Colorado marijuana retailers have a 98 percent compliance rate with requiring people to provide an ID to show that they’re of legal age to enter the business and buy cannabis products, state regulators said on Tuesday.
Like other legal marijuana states, Colorado has utilized underaged operatives to determine whether cannabis shops follow the law and require an ID showing that a person is at least 21 before purchasing products for an adult-use retailer. Officials have carried out 190 compliance checks so far this year, and only four failed to require identification.
It’s unclear which dispensaries failed the check, but the Colorado Marijuana Enforcement Division (MED) emphasized in a new industry-wide bulletin that shops and individual employees that are caught violating the requirement face a range of penalties, including the possible loss of licensure or fines of up to $100,000.
“Unauthorized sale of Regulated Marijuana to an individual under the age of 21 is considered a license violation affecting public safety,” MED said. “Businesses must remain vigilant in establishing internal measures to prevent underage access, and as the MED continues to monitor licensee compliance, it will evaluate business practices licensees have adopted to prevent unauthorized/underage sales.”
Beside the two-step requirement mandating that people show ID before they can enter the premise of a Colorado cannabis shop and buy marijuana products, the regulatory body said retailers should also be aware of necessary actions they must take if they suspect an employee is violating the rules or if a person presents fraudulent identification.
Colorado also has a training and certification program from dispensaries to receive a “Responsible Vendor” designation, which is meant to encourage compliance and also promote consumer transparency.
Additionally, MED said that retailers “should be aware and actively look for individuals under the age of 21 that may be using fake identification to attempt to purchase marijuana.”
“This can be especially prevalent in areas with colleges or universities,” it said. “A Retail Marijuana Store may refuse entry and sale to a person they suspect is using fake identification.”

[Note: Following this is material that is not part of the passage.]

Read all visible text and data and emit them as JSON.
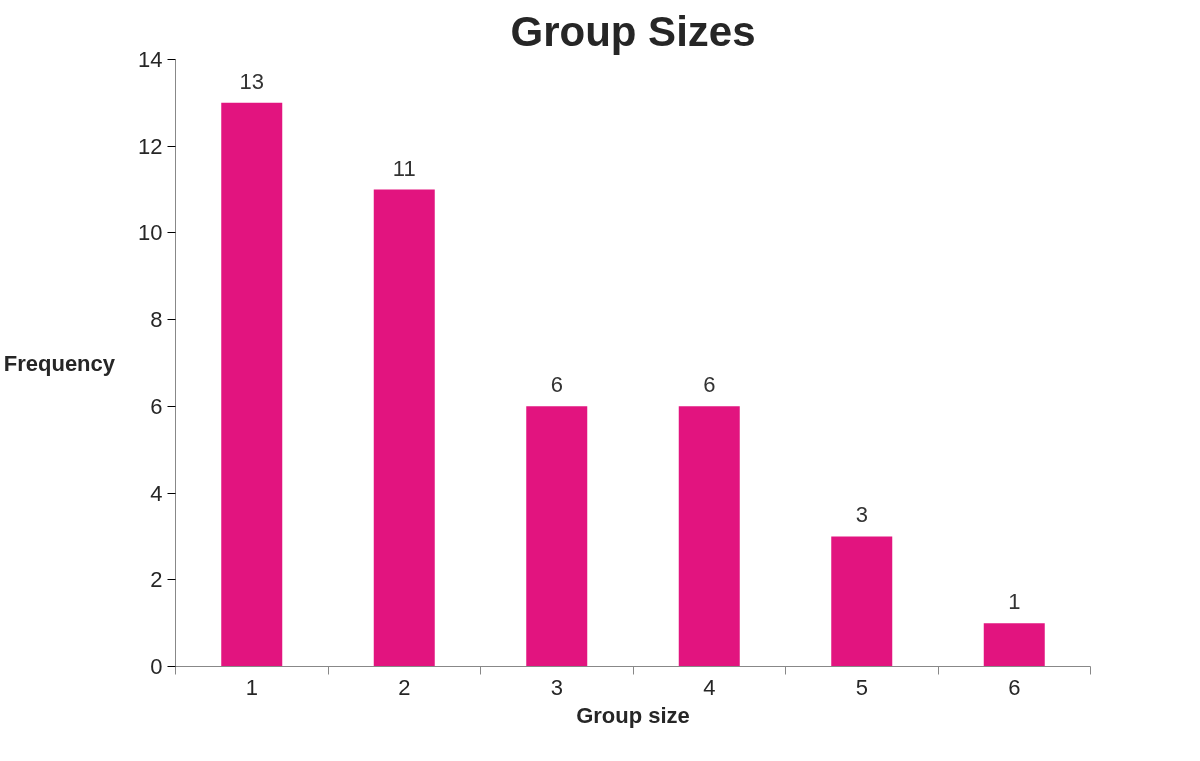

Based on the state’s compliance checks so far since Colorado became one of the first states to legalize recreational marijuana, the vast majority of operators seem to be following the rules. That’s welcome news to advocates who have long stressed that providing a lawful, regulatory model for marijuana would help prevent youth access and curb the illicit market, where there are no such ID requirements.
“The MED will continue efforts to monitor licensee compliance and evaluate business practices licensees have adopted to prevent unauthorized/underage sales,” the bulletin says.
Relatedly, a study published in the Journal of Safety Research in May also utilized underage operatives to determine how consistently California dispensaries abide by the law and require ID before proceeding with adult-use marijuana transactions. The analysis, based on visits to 90 shops across the state, showed 100 percent compliance.
In California, anyone who provides cannabis to someone underage faces up to six months in jail and a maximum $500 fine for a first offense. Police officers are allowed to use minors as decoys to test compliance. And, as in Colorado, failure to comply with ID requirements can result in the the loss of a license and further penalties.
Again, the results seem to support arguments from advocates about the efficacy of regulation over prohibition.
Even as more states have moved to legalize cannabis, youth marijuana usage rates have either remained stable or declined, multiple studies and surveys have found.
Sen. John Hickenlooper (D-CO), who served as governor of Colorado in 2012, unsuccessfully tried to convince voters to reject a ballot initiative to legalize marijuana, in large part because he worried it would encourage more use by young people. But he conceded in March that, with years of data now generated by his state and other that have since enacted legalization, his concern was unfounded.
As Hickenlooper has said previously, while youth use not increased, more elderly residents have begun patronizing cannabis shops.
The Coalition for Cannabis Policy, Education, and Regulation (CPEAR), an alcohol and tobacco industry-backed marijuana policy group, also released a report in March analyzing data on youth marijuana use rates amid the state-level legalization movement.
The report pointed to studies that plainly contradict claims often made by prohibitionists that creating regulated cannabis markets would lead more underage people to consume marijuana.
A study published late last month in the journal PLOS One additionally found that the rate of underage cannabis use initiation is unaffected by state-level legalization, though the number of adults of legal age who try marijuana after reform is enacted does seem to increase.
Further, an analysis published by the Journal of the American Medical Association last year found that enacting legalization has an overall impact on adolescent cannabis consumption that is “statistically indistinguishable from zero.”